I bought some time ago a 119338 Dual Car Cigarette Sockets Power Adapter with USB Power Port – Black (DC 12~24V) to replace the power adapter in the car that started failing. In hoped this product would fix the situation, but it turned out this was not a good fix.
The specifications on the web page looked pretty good:
- Input Voltage: 12~24V
- USB: 5V 500mA
- 90 degree foldable
Here are the specifications as shown on the package:
The specifications say 5A current for the 12V outputs. That’s reasonable. Also 500 mA for USB output is OK. That folding was the feature I wanted and could not found on adapters in nearby shops.
In first tests the device worked well. But when I folded the device to the final position it turned out that it did not work anymore. I complained on the problem (got refund for money). The shop let me to keep the device, so I took a look what went wrong. Here is what I saw when I opened the device.
What I noticed when I opened it was that the the device came with 2A fuse! With this fuse this device will not be able to handle the promised. The question is did the manufacturer put a wrong size (smaller amperage) fuse in by accident? I don’t think so. The wires inside are very thin, would heat up very much if pushed to 5A, but would be OK for 2A. I would not put in 5A fuse to this. It seem that the marketing is lying on the specifications or the manufacturer has afterwards changed the product to cheaper parts that do not match the original specifications.

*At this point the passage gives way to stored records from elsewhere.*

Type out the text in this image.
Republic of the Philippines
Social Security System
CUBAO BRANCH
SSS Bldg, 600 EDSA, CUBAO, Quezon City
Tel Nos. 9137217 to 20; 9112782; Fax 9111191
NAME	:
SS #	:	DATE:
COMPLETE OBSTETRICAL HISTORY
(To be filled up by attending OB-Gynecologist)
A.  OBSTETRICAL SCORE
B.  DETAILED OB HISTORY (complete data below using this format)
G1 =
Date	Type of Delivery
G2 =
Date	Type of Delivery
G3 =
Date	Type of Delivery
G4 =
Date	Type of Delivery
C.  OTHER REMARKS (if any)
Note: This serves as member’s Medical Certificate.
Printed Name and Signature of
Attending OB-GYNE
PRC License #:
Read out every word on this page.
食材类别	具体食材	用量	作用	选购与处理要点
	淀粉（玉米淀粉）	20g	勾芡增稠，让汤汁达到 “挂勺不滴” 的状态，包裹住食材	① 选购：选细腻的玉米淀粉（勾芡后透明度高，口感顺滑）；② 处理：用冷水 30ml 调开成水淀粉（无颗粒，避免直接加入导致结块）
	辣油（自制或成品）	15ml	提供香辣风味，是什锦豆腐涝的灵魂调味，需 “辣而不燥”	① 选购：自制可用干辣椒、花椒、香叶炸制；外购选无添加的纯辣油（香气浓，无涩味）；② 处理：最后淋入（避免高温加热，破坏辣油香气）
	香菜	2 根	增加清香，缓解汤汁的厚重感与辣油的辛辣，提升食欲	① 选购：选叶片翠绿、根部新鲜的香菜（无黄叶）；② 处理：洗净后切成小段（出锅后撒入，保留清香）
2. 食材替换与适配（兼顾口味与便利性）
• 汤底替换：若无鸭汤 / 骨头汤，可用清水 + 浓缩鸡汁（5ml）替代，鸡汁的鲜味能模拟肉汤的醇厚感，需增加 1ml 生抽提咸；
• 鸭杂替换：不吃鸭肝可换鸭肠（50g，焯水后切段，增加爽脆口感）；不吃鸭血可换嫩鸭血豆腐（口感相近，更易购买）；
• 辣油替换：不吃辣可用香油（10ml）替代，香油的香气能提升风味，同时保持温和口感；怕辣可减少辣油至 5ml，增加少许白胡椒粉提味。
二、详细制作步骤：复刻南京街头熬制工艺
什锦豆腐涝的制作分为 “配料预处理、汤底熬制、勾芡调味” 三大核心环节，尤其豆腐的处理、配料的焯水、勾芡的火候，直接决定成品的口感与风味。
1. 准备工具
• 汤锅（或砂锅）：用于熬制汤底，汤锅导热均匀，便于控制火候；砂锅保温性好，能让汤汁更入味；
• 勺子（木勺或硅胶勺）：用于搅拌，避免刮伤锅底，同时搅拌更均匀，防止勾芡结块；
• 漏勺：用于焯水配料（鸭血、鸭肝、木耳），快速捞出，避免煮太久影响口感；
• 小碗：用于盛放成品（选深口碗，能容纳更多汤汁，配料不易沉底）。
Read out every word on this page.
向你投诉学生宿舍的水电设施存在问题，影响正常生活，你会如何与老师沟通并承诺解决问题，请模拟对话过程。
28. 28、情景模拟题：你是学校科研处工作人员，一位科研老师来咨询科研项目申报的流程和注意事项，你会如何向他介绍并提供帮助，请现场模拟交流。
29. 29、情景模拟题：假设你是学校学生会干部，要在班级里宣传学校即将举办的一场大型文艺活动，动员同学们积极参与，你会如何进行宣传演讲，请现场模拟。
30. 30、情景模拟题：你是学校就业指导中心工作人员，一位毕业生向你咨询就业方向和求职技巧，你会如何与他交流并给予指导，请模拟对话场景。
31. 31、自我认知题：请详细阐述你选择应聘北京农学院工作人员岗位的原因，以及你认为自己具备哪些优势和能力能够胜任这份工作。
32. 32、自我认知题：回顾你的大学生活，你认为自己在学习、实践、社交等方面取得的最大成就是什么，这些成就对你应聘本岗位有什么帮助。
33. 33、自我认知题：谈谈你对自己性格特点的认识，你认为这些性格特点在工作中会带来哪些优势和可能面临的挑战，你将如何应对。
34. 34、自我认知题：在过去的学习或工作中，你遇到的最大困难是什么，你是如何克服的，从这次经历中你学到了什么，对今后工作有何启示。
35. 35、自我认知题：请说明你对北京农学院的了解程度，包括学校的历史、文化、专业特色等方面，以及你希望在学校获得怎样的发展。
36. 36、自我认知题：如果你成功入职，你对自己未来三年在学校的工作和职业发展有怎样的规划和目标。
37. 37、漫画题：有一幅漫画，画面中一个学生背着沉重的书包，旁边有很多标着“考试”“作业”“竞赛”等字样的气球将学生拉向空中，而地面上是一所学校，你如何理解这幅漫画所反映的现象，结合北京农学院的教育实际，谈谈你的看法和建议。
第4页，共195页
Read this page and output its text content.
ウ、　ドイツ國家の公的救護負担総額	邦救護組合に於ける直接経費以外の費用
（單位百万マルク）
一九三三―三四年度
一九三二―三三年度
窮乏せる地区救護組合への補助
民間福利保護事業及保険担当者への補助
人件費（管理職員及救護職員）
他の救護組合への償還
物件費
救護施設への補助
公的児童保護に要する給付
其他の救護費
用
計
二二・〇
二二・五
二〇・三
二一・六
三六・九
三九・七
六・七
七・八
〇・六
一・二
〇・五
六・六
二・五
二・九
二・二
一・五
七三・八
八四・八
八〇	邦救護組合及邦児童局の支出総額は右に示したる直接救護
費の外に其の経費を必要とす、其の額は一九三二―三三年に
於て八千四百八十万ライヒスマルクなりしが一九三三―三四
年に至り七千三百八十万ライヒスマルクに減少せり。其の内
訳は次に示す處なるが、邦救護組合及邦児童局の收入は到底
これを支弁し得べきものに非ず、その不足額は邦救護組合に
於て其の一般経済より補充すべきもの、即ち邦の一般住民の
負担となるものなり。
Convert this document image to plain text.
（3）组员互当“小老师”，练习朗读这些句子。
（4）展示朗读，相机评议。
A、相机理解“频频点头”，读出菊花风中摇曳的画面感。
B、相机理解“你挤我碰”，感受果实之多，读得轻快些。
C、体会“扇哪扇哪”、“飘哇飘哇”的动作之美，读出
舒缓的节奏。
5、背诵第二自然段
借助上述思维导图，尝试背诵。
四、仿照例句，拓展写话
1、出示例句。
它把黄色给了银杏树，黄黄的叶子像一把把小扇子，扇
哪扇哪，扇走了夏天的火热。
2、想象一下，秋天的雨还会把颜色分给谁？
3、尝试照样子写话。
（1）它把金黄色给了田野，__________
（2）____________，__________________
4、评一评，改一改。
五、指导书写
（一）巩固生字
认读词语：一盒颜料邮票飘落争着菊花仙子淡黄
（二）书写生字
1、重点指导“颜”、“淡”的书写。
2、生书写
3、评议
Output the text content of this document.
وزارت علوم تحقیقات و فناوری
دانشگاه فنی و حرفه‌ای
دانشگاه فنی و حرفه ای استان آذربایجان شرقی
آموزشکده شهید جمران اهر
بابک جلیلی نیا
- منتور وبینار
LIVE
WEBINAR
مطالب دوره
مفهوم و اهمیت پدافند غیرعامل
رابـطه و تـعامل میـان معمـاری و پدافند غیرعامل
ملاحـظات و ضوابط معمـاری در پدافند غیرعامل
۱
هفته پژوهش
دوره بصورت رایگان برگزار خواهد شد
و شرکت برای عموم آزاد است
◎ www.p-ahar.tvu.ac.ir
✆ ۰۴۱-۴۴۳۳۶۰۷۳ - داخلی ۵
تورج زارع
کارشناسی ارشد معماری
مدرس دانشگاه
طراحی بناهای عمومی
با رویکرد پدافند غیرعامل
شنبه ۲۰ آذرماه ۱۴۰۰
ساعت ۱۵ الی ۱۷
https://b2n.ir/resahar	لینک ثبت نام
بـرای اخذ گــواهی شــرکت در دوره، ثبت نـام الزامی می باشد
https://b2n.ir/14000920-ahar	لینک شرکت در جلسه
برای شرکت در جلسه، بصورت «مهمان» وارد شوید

The original problem of device failing was caused by a bad soldering on the ground wire (cold solder joint) that had failed. It was easy to fix with a proper soldering iron. So the I got the device working again.
I was curious how this device had implemented that 5V 500mA USB output. I would have expected to see a small switch mode regulator to convert 12V to 5V for USB port (like many other similar devices are built). To my surprise there was no inductors, just one capacitor and a component that looked like a small transistor.
It turned out that the USB output was implemented with 78L05 linear regulator. Linear regulator approach as such would not be completely out of the question if you could accept poor efficiency and handle the generated heat (around 60% of input power would be converted to heat in 12V to 5V conversion). The power adapter specifications promised 5V 500mA output which can’t hold true with this approach.
78L05 is a tiny regulator in TO-92 case that is designed to provide 100mA output current (very far off from promised 500mA). 78L05 data sheet says that with adequate heat sinking the regulator can deliver 100mA output current (max peak output current 140 mA). When looking at the power handling capacity of the TO-92 case, it seem that the IC would just barely be able to provide continuous 100mA 5V from car 12V (and considerably less if powered from 24V). Current limiting is included in the IC to limit the peak output current to a safe value. Safe area protection for the output transistors is provided to limit internal power dissipation. If internal power dissipation becomes too high for the heat sinking provided, the thermal shutdown circuit takes over preventing the IC from overheating. All those are good safety features to have, but do not compensate the original problems that the output current is not what was promised! 100mA current output on USB is very low for example to change devices.
It seem that the marketing is again lying on the specifications or the manufacturer has afterwards changed the product to cheaper parts that do not match the original specifications.
So the end result there are several things wrong in this product. They have made many things well, but those mistakes makes this product pretty poor. If the soldering quality would have been OK the device would have not failed in the first place. The package current rating and the actual construction should also match (2A total current would have been maybe acceptable if listed as such on specifications). The USB output should have been built to provide the promised 500 mA current, that 100 mA output it now gives is too low for most uses (like charging cellular phone with USB charging cable).